As muitas peles da alma

As muitas peles da alma

Naquela manhã acordei com a sensação de que não era mais o mesmo. O espelho me devolveu um rosto conhecido, mas os olhos pareciam ter mudado de cor durante a noite. Não era a primeira vez. Raul já cantara sobre isso: “prefiro ser essa metamorfose ambulante, do que ter aquela velha opinião formada sobre tudo”.

Na padaria da esquina, onde tomo o café, Gérson, o garçom, me cumprimentou pelo nome, como sempre. Eu sorri, mas por dentro pensei: “se ele soubesse que hoje eu não sou o mesmo de ontem…”. A vida nos obriga a usar certas roupas sociais, mas por baixo delas a pele se renova, as ideias se transformam, e o que era verdade vira apenas um rascunho do que ainda está por vir.

No trabalho, falaram de política, e eu ouvi em silêncio. Ontem, eu teria defendido minhas convicções com unhas e dentes. Hoje, porém, elas me pareciam roupas velhas, apertadas demais para um corpo que cresceu. Um colega me perguntou: “você não vai opinar?” Eu respondi com outra pergunta: “E se minha opinião for não ter opinião?” Riram, achando que era piada.

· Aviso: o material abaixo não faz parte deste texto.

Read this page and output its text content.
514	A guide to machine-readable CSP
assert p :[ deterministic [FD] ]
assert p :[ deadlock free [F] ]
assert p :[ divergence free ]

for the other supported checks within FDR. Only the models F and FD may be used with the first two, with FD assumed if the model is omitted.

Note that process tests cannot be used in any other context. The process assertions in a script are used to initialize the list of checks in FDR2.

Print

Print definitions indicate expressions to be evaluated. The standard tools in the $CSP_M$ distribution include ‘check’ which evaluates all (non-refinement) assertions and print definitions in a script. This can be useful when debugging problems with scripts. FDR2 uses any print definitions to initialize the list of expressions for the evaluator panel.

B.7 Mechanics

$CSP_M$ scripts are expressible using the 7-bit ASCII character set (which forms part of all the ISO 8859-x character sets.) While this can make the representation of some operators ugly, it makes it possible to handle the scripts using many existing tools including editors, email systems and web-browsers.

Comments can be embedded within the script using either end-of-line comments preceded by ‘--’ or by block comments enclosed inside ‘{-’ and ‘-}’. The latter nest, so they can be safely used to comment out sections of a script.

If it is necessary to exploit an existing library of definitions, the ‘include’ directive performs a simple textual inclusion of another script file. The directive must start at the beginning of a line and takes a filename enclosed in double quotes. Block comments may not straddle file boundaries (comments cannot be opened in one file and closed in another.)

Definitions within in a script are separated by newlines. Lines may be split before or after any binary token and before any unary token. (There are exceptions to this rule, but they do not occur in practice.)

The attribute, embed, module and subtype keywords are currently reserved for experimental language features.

À noite, caminhando pela rua vazia, senti como se o vento levasse embora pedaços de mim. Não era tristeza, era liberdade. Raul sabia disso, que a única forma de não morrer é nunca ficar inteiramente pronto. Deixar que o vento remonte nossos cacos, mesmo que o desenho jamais seja o mesmo duas vezes.

Cheguei em casa, olhei novamente no espelho. Desta vez, reconheci menos ainda o rosto refletido. E, no fundo, isso me alegrou. Porque quem se encontra completamente já não está mais vivo, está apenas esperando o fim.

E eu? Eu ainda sou uma longa estrada de mudanças. Ambulante, metamórfico, infinito.